While waiting I can recommend this Packet Pushers podcast episode where Geoff Huston takes on IPv6 and the future of the networking:

http://packetpushers.net/podcast/podcasts/show-275-future-of...


I second this. I like when he points out that available entropy in CGNAT (ipv4+proto+port) is larger than what available in IPv6.


The talk will be in the side room from 14:00-15:30 CEST (~45 mins from posting this)

https://ripe72.ripe.net/live/side/

Meeting agenda:

https://ripe72.ripe.net/programme/meeting-plan/ipv6-wg/#weds


As someone who works in the application layer, the recommendation to have a fast failover to tcp from udp seems silly.
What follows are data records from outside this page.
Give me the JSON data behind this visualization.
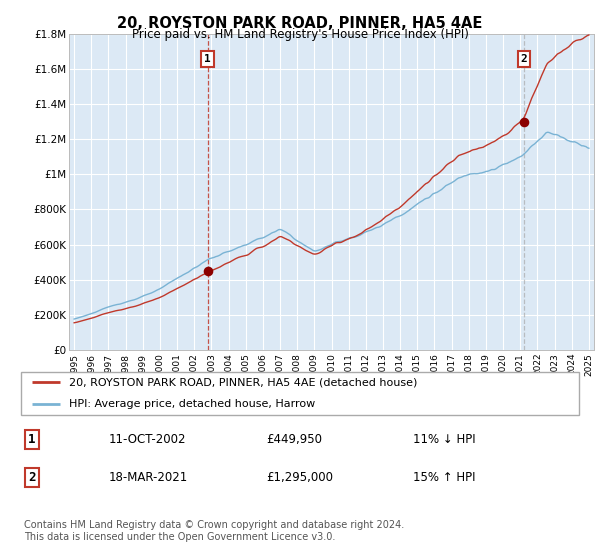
{
  "title": "20, ROYSTON PARK ROAD, PINNER, HA5 4AE",
  "subtitle": "Price paid vs. HM Land Registry's House Price Index (HPI)",
  "ylim": [
    0,
    1800000
  ],
  "yticks": [
    0,
    200000,
    400000,
    600000,
    800000,
    1000000,
    1200000,
    1400000,
    1600000,
    1800000
  ],
  "ytick_labels": [
    "£0",
    "£200K",
    "£400K",
    "£600K",
    "£800K",
    "£1M",
    "£1.2M",
    "£1.4M",
    "£1.6M",
    "£1.8M"
  ],
  "sale1_year": 2002.78,
  "sale1_price": 449950,
  "sale2_year": 2021.21,
  "sale2_price": 1295000,
  "hpi_color": "#7ab3d4",
  "price_color": "#c0392b",
  "vline1_color": "#c0392b",
  "vline2_color": "#aaaaaa",
  "dot_color": "#8b0000",
  "chart_bg": "#dce9f5",
  "fig_bg": "#ffffff",
  "grid_color": "#ffffff",
  "annotation_edge": "#c0392b",
  "legend_label_price": "20, ROYSTON PARK ROAD, PINNER, HA5 4AE (detached house)",
  "legend_label_hpi": "HPI: Average price, detached house, Harrow",
  "annotation1_text": "1",
  "annotation2_text": "2",
  "footer1": "Contains HM Land Registry data © Crown copyright and database right 2024.",
  "footer2": "This data is licensed under the Open Government Licence v3.0.",
  "table_row1": [
    "1",
    "11-OCT-2002",
    "£449,950",
    "11% ↓ HPI"
  ],
  "table_row2": [
    "2",
    "18-MAR-2021",
    "£1,295,000",
    "15% ↑ HPI"
  ]
}
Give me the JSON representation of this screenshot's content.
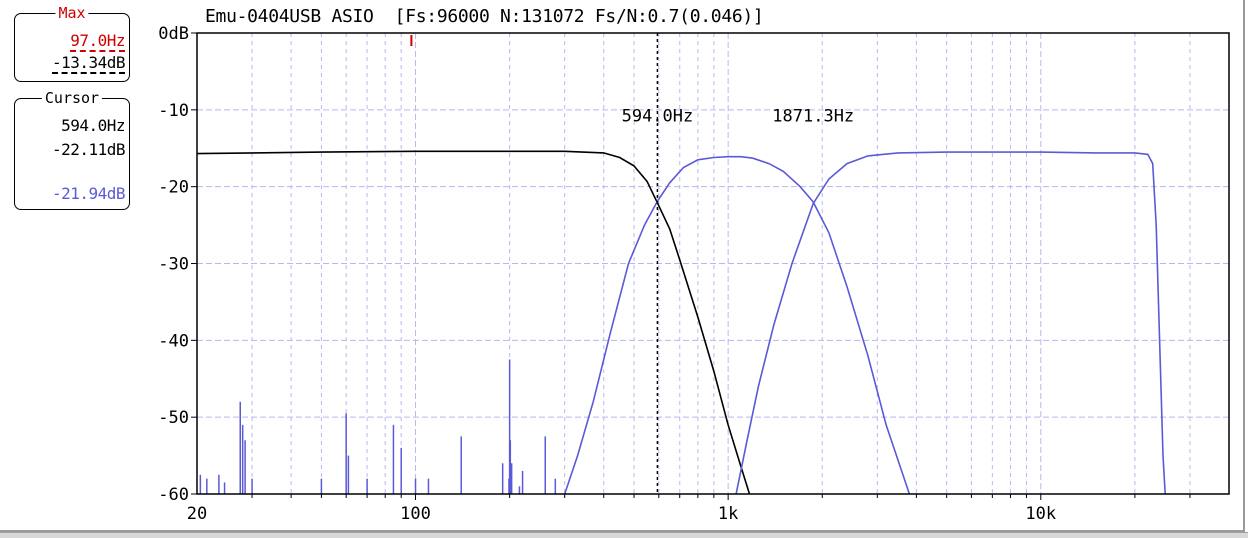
{
  "max_panel": {
    "title": "Max",
    "frequency": "97.0Hz",
    "level": "-13.34dB"
  },
  "cursor_panel": {
    "title": "Cursor",
    "frequency": "594.0Hz",
    "level_1": "-22.11dB",
    "level_2": "-21.94dB"
  },
  "header": {
    "device": "Emu-0404USB ASIO",
    "params": "[Fs:96000 N:131072 Fs/N:0.7(0.046)]"
  },
  "colors": {
    "grid": "#b8b8ee",
    "series_black": "#000000",
    "series_blue": "#5a5ad8",
    "max_marker": "#d00000"
  },
  "chart_data": {
    "type": "line",
    "x_scale": "log",
    "xlim": [
      20,
      40000
    ],
    "ylim": [
      -60,
      0
    ],
    "x_ticks": [
      {
        "value": 20,
        "label": "20"
      },
      {
        "value": 100,
        "label": "100"
      },
      {
        "value": 1000,
        "label": "1k"
      },
      {
        "value": 10000,
        "label": "10k"
      }
    ],
    "y_ticks": [
      {
        "value": 0,
        "label": "0dB"
      },
      {
        "value": -10,
        "label": "-10"
      },
      {
        "value": -20,
        "label": "-20"
      },
      {
        "value": -30,
        "label": "-30"
      },
      {
        "value": -40,
        "label": "-40"
      },
      {
        "value": -50,
        "label": "-50"
      },
      {
        "value": -60,
        "label": "-60"
      }
    ],
    "grid": true,
    "cursor": {
      "x": 594.0,
      "label": "594.0Hz"
    },
    "annotations": [
      {
        "x": 1871.3,
        "y": -11.5,
        "text": "1871.3Hz"
      }
    ],
    "max_marker": {
      "x": 97.0
    },
    "series": [
      {
        "color": "#000000",
        "points": [
          [
            20,
            -15.7
          ],
          [
            50,
            -15.5
          ],
          [
            100,
            -15.4
          ],
          [
            200,
            -15.4
          ],
          [
            300,
            -15.4
          ],
          [
            400,
            -15.6
          ],
          [
            450,
            -16.2
          ],
          [
            500,
            -17.3
          ],
          [
            550,
            -19.3
          ],
          [
            594,
            -22.1
          ],
          [
            650,
            -25.5
          ],
          [
            700,
            -29.5
          ],
          [
            800,
            -37
          ],
          [
            900,
            -44
          ],
          [
            1000,
            -51
          ],
          [
            1100,
            -56.5
          ],
          [
            1170,
            -60
          ]
        ]
      },
      {
        "color": "#5a5ad8",
        "points": [
          [
            300,
            -60
          ],
          [
            330,
            -55
          ],
          [
            370,
            -48
          ],
          [
            420,
            -39
          ],
          [
            480,
            -30
          ],
          [
            540,
            -25
          ],
          [
            594,
            -21.9
          ],
          [
            650,
            -19.5
          ],
          [
            720,
            -17.5
          ],
          [
            800,
            -16.5
          ],
          [
            900,
            -16.2
          ],
          [
            1000,
            -16.1
          ],
          [
            1100,
            -16.1
          ],
          [
            1200,
            -16.3
          ],
          [
            1350,
            -17
          ],
          [
            1500,
            -18
          ],
          [
            1700,
            -20
          ],
          [
            1871,
            -22
          ],
          [
            2100,
            -26
          ],
          [
            2400,
            -33
          ],
          [
            2800,
            -42
          ],
          [
            3200,
            -51
          ],
          [
            3800,
            -60
          ]
        ]
      },
      {
        "color": "#5a5ad8",
        "points": [
          [
            1060,
            -60
          ],
          [
            1150,
            -53
          ],
          [
            1250,
            -46
          ],
          [
            1400,
            -38
          ],
          [
            1600,
            -30
          ],
          [
            1871,
            -22.2
          ],
          [
            2100,
            -19
          ],
          [
            2400,
            -17
          ],
          [
            2800,
            -16
          ],
          [
            3500,
            -15.6
          ],
          [
            5000,
            -15.5
          ],
          [
            10000,
            -15.5
          ],
          [
            15000,
            -15.6
          ],
          [
            20000,
            -15.6
          ],
          [
            22000,
            -15.8
          ],
          [
            22800,
            -17
          ],
          [
            23400,
            -25
          ],
          [
            24000,
            -40
          ],
          [
            24600,
            -55
          ],
          [
            25000,
            -60
          ]
        ]
      },
      {
        "color": "#5a5ad8",
        "style": "spikes",
        "points": [
          [
            20.5,
            -57.5
          ],
          [
            21.5,
            -58
          ],
          [
            23.5,
            -57.5
          ],
          [
            24.5,
            -58.5
          ],
          [
            27.5,
            -48
          ],
          [
            28,
            -51
          ],
          [
            28.5,
            -53
          ],
          [
            30,
            -58
          ],
          [
            50,
            -58
          ],
          [
            60,
            -49.5
          ],
          [
            61,
            -55
          ],
          [
            70,
            -58
          ],
          [
            85,
            -51
          ],
          [
            90,
            -54
          ],
          [
            100,
            -58
          ],
          [
            110,
            -58
          ],
          [
            140,
            -52.5
          ],
          [
            190,
            -56
          ],
          [
            199,
            -58
          ],
          [
            200,
            -42.5
          ],
          [
            201,
            -53
          ],
          [
            203,
            -56
          ],
          [
            215,
            -59
          ],
          [
            220,
            -57
          ],
          [
            260,
            -52.5
          ],
          [
            280,
            -58
          ]
        ]
      }
    ]
  }
}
Shouldn't the recommendation be to keep packet sizes below 1280?


Oh, whatever happened to SCTP?


The reality that to much stuff in networks (mostly firewalls, NAT and other middleboxes like that) only understands the basics (TCP, UDP, random bits of ICMP) and drops SCTP. You can do SCTP over UDP, or use it in networks you can control and fix, but not reliably as-is over random internet connections. So we now have HTTP2 and other protocols now reinvent parallel streams instead of swapping to SCTP, but that's how it is.


SCTP is alive and vell in very niche applications. SIGTRAN [1] for example is an adaptation of middle layers of SS7 network stack that runs on top of SCTP/IP.

[1] https://en.wikipedia.org/wiki/SIGTRAN


> the recommendation to have a fast failover to tcp from udp seems silly

it does, in some ways. I imagine if you're using UDP you have a specific application in mind that may not be performant over TCP... otherwise why not just use TCP by default?


Well there are often times where you may need to send more data than fits in a 1280 packet, so what do you do then? Ans: cut over to TCP.


Send more than one packet?


But then you need to design a system to make sure all the packets arrive, including sending missing packets, and that they're processed in the correct order. Or you could use a time-tested off the shelf system to handle this complication: TCP.